You see, I don't have the luxury of a live EEG reading from any of my friends like Lori does.  When she tells you someone is dead, she's likely lying but not always lying.  I'm working with private people that work as informant team members, but the thing is this, I still have to remain...uninterested in this proceeding.

I'm just thinking that for me to succeed, I need to succeed.  Not be patient.  I've been looking stupid for this whole Christopher thing.  We're friends until he hits me in the face the next time I see him.  If I see him.   Don't laugh, that has happened with other people, why do you think I wear a body cam.  You don't know how worn down this system makes him, he doesn't look like that now...and that's the most important thing.

Often there is a feeling of regret because I knew a few years ago that if I hadn't seen someone moving on this, that I would rise up again and do it again.  At this point all that Christopher "boyfriend" stuff was Lori and Christian and Missy and others...belaboring this ruined relationship and broke up his dream.  I lingered too long on the concept that people would work within the parameters of a concept of pay it forward to your friends she did this to...and forward to theirs...and forward to all the people that this happened to.  This isn't acceptable.  It's wrong to send people to jail based on illegally obtained...um...thinking?  If you can't think without your mind being hacked...a line has been crossed.  Period.  If that isn't a civil right destroyed, I don't know one.  It isn't racially driven, it is technology driven by racism and discrimination.

I think the story had more interest with a relationship being torn apart in it, but it seems kind self deprecating to baste myself in humiliation to the price of her telling the court, you see, he wasn't his boyfriend at all.  I guess that may be true, but what he is, is the "police informant, that was just as good as being a boyfriend."  He's got a memory disc too and he has a bone to pick with someone that trashed his reputation, but mostly, I can rest easily knowing that there was another reason to love Christopher...just as important as sex.  To catch you.

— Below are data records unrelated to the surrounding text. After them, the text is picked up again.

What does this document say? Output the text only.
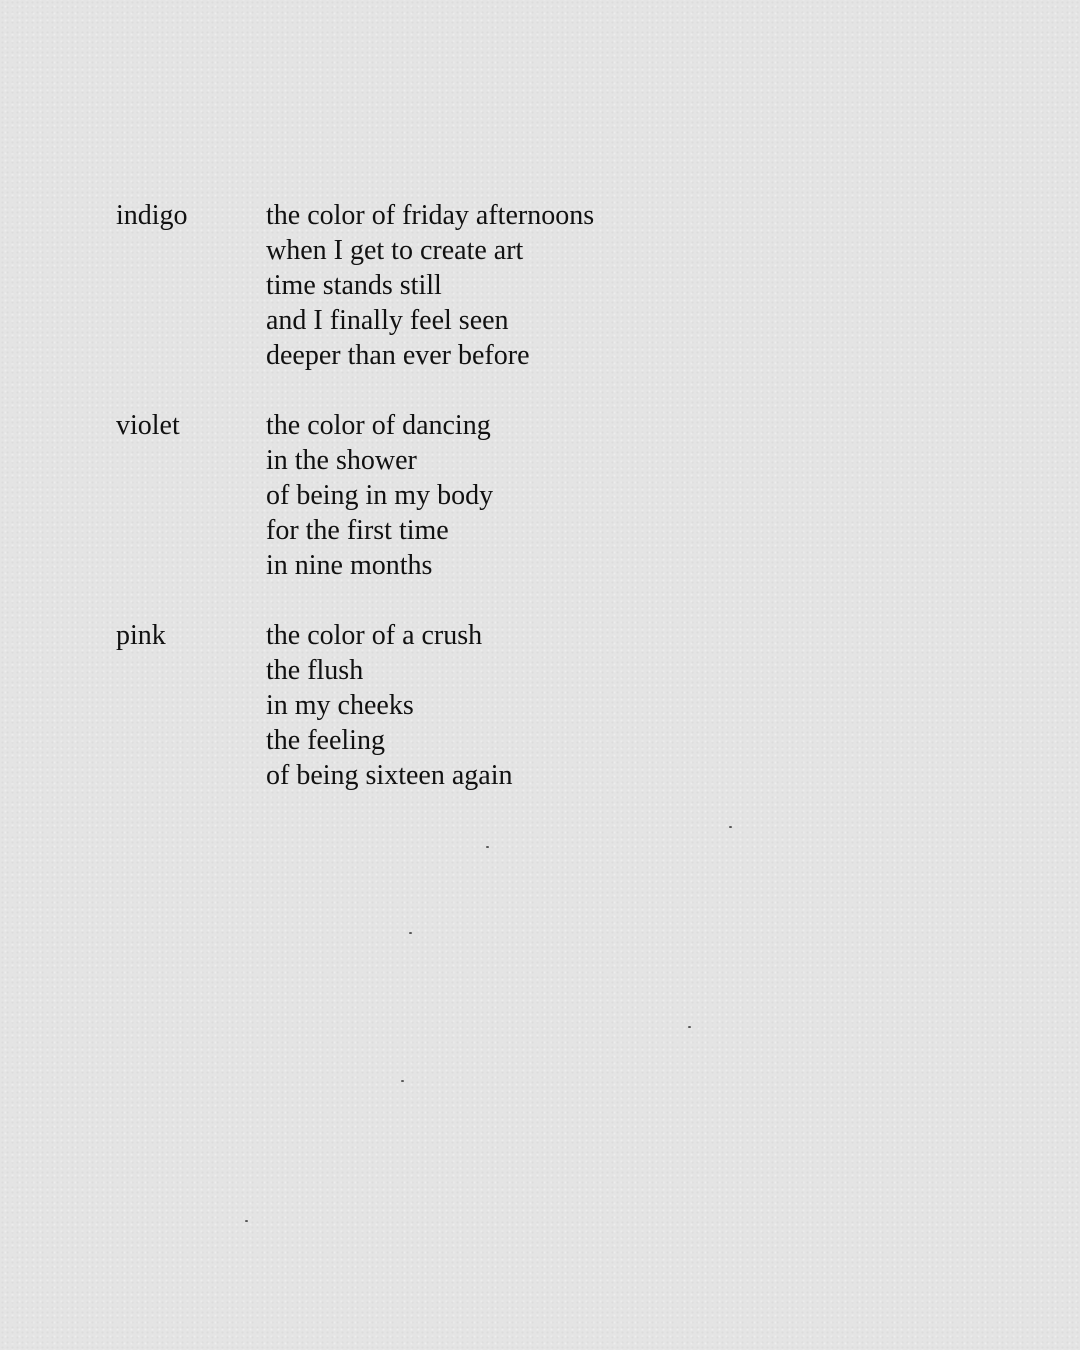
indigo	the color of friday afternoons
when I get to create art
time stands still
and I finally feel seen
deeper than ever before

violet	the color of dancing
in the shower
of being in my body
for the first time
in nine months

pink	the color of a crush
the flush
in my cheeks
the feeling
of being sixteen again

Two sets of informant ears, eyes, and all the rest...they counter confirm our recollections, alive or dead.  Truthfully, a genius way of preserving your talents, Ms. LaFond.

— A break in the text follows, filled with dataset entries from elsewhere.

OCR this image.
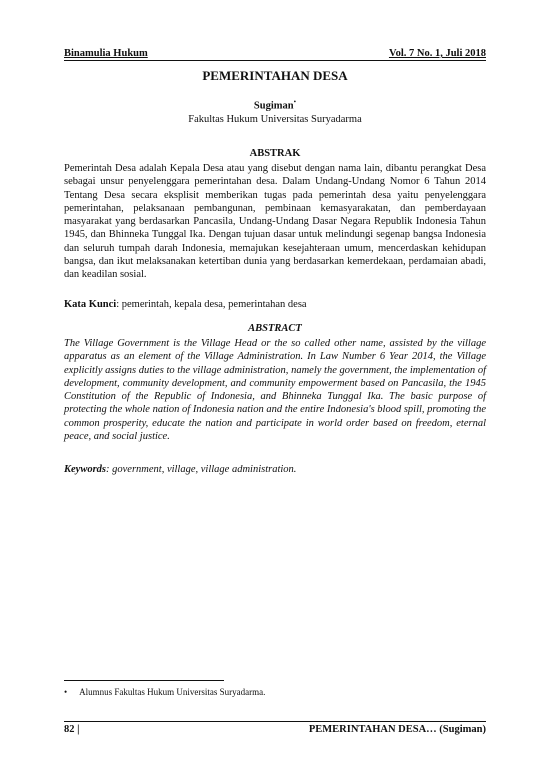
Binamulia Hukum	Vol. 7 No. 1, Juli 2018
PEMERINTAHAN DESA
Sugiman•
Fakultas Hukum Universitas Suryadarma
ABSTRAK

Pemerintah Desa adalah Kepala Desa atau yang disebut dengan nama lain, dibantu perangkat Desa sebagai unsur penyelenggara pemerintahan desa. Dalam Undang-Undang Nomor 6 Tahun 2014 Tentang Desa secara eksplisit memberikan tugas pada pemerintah desa yaitu penyelenggara pemerintahan, pelaksanaan pembangunan, pembinaan kemasyarakatan, dan pemberdayaan masyarakat yang berdasarkan Pancasila, Undang-Undang Dasar Negara Republik Indonesia Tahun 1945, dan Bhinneka Tunggal Ika. Dengan tujuan dasar untuk melindungi segenap bangsa Indonesia dan seluruh tumpah darah Indonesia, memajukan kesejahteraan umum, mencerdaskan kehidupan bangsa, dan ikut melaksanakan ketertiban dunia yang berdasarkan kemerdekaan, perdamaian abadi, dan keadilan sosial.

Kata Kunci: pemerintah, kepala desa, pemerintahan desa
ABSTRACT

The Village Government is the Village Head or the so called other name, assisted by the village apparatus as an element of the Village Administration. In Law Number 6 Year 2014, the Village explicitly assigns duties to the village administration, namely the government, the implementation of development, community development, and community empowerment based on Pancasila, the 1945 Constitution of the Republic of Indonesia, and Bhinneka Tunggal Ika. The basic purpose of protecting the whole nation of Indonesia nation and the entire Indonesia's blood spill, promoting the common prosperity, educate the nation and participate in world order based on freedom, eternal peace, and social justice.

Keywords: government, village, village administration.
• Alumnus Fakultas Hukum Universitas Suryadarma.
82 |	PEMERINTAHAN DESA… (Sugiman)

Lori has a fear of not looking intelligent, and you know, she' shown that too, but my intuition tells me that I need to be clear on something here.  I support Christopher's need to leave California, as it is no business of mine where he was to be safe.  My problem is with the evidential consequences.  He is. like it or not, a witness in something that needs to be recorded.  It's important.  The intentional jailing of a signed up police informant, abused and illegally interned, is noticable and certainly news worthy when it happened, so why isn't the story about how that came about just as important.  Unless he is guilty.  Then there is the "introduction video" with HOT DOGS.  I saw where the guys went that night.  I watched him walk over.

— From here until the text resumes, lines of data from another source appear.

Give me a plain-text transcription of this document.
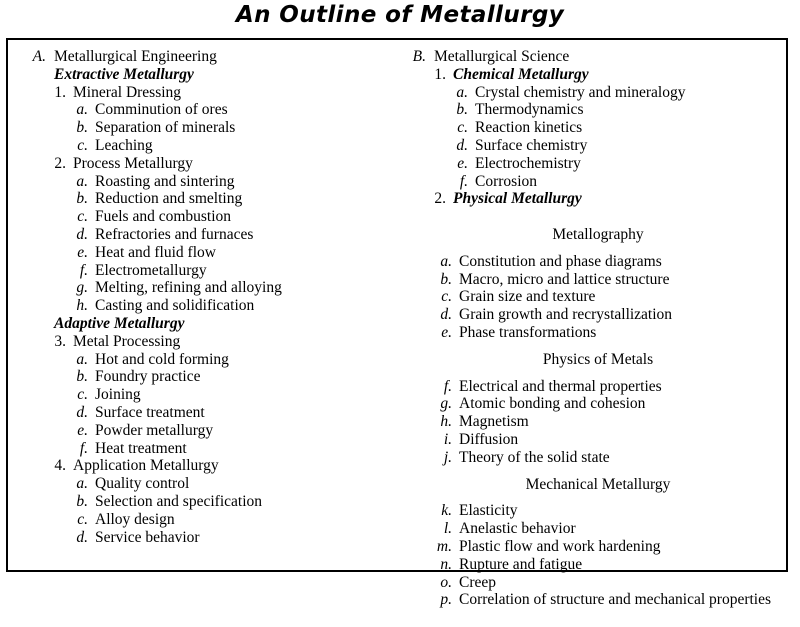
An Outline of Metallurgy
A. Metallurgical Engineering
Extractive Metallurgy
1. Mineral Dressing
a. Comminution of ores
b. Separation of minerals
c. Leaching
2. Process Metallurgy
a. Roasting and sintering
b. Reduction and smelting
c. Fuels and combustion
d. Refractories and furnaces
e. Heat and fluid flow
f. Electrometallurgy
g. Melting, refining and alloying
h. Casting and solidification
Adaptive Metallurgy
3. Metal Processing
a. Hot and cold forming
b. Foundry practice
c. Joining
d. Surface treatment
e. Powder metallurgy
f. Heat treatment
4. Application Metallurgy
a. Quality control
b. Selection and specification
c. Alloy design
d. Service behavior
B. Metallurgical Science
1. Chemical Metallurgy
a. Crystal chemistry and mineralogy
b. Thermodynamics
c. Reaction kinetics
d. Surface chemistry
e. Electrochemistry
f. Corrosion
2. Physical Metallurgy
Metallography
a. Constitution and phase diagrams
b. Macro, micro and lattice structure
c. Grain size and texture
d. Grain growth and recrystallization
e. Phase transformations
Physics of Metals
f. Electrical and thermal properties
g. Atomic bonding and cohesion
h. Magnetism
i. Diffusion
j. Theory of the solid state
Mechanical Metallurgy
k. Elasticity
l. Anelastic behavior
m. Plastic flow and work hardening
n. Rupture and fatigue
o. Creep
p. Correlation of structure and mechanical properties
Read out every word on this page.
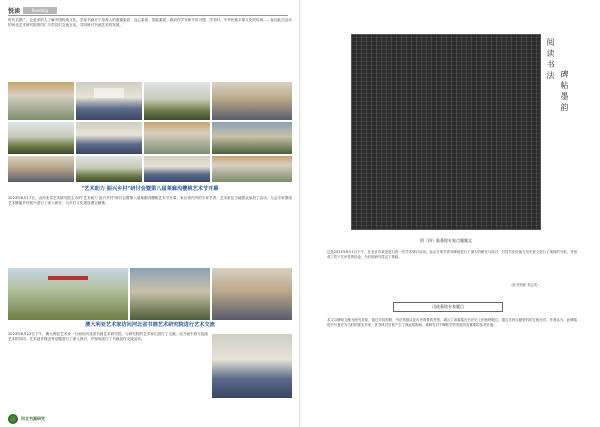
悦读	Reading
时代名胜广，让更多的人了解中国传统文化。学前书画对于培养人的道德素质、良心素质、智能素质、我前作学写和专体习惯、学书时，中华民族丰厚文化的传承……参加此次活动的河北艺术研究院的同仁与学员们交流互动，共同研讨书画艺术的发展。
"艺术助力 振兴乡村"研讨会暨第八届莱廊沟樱桃艺术节开幕
2023年6月17日，由河北省艺术研究院主办的"艺术助力 振兴乡村"研讨会暨第八届莱廊沟樱桃艺术节开幕，来自省内外的专家学者、艺术家及当地群众参加了活动。与会专家围绕艺术赋能乡村振兴进行了深入研讨，为乡村文化建设建言献策。
澳大利亚艺术家访问河北省书画艺术研究院进行艺术交流
2023年6月23日下午，澳大利亚艺术家一行到访河北省书画艺术研究院，与研究院的艺术家们进行了交流。双方就中西方绘画艺术的异同、艺术创作理念等话题进行了深入探讨，并现场进行了书画创作交流活动。
河北书画研究
阅读书法 碑帖墨韵
图（四）临墓铭专家点题题文
这是2023年6月1日下午，在北京市某处进行的一次学术研讨活动。参会专家学者对碑帖进行了深入的研究与探讨，对其书法价值与历史意义进行了细致的分析，并形成了若干共识性的结论，为后续研究奠定了基础。
（临书刻意 李志英）
司徒墓铭专家题目
本文以碑帖文献为研究对象，通过对其形制、书法风格以及历史背景的考察，揭示了该墓铭在书法史上的独特地位。通过多种文献资料的互相比对，作者认为，此碑铭的书写者应为当时的著名书家，其书风对后世产生了深远的影响。该研究对于碑帖学的发展具有重要的参考价值。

Lori can try all she wants to be as big a nuisance as she wants.  My opinion is that when you know someone that is fighting this crime is your informant partner, remember, I had to do a lot of thinking about what that would mean to you, but the video exonerates me from being the "only" person that knew it.  Lori and Brian and Jonathan all there.  I'm mostly interested in the psych game that Lori is probably trying now...there isn't anything like there was in this for me, so now, I am looking for the truth.

I'm not trying to hurt Christopher nor am I trying to look obsessed with him.  He was signed up to do this...it's my responsibility to keep him alive...and he is.  So, the constant barrage of "Christopher thinks..." and "His mom thinks...."  is not likely to be a conversation that I'm going to have any longer with Lori.  I obviously need to focus on the facts and moving on.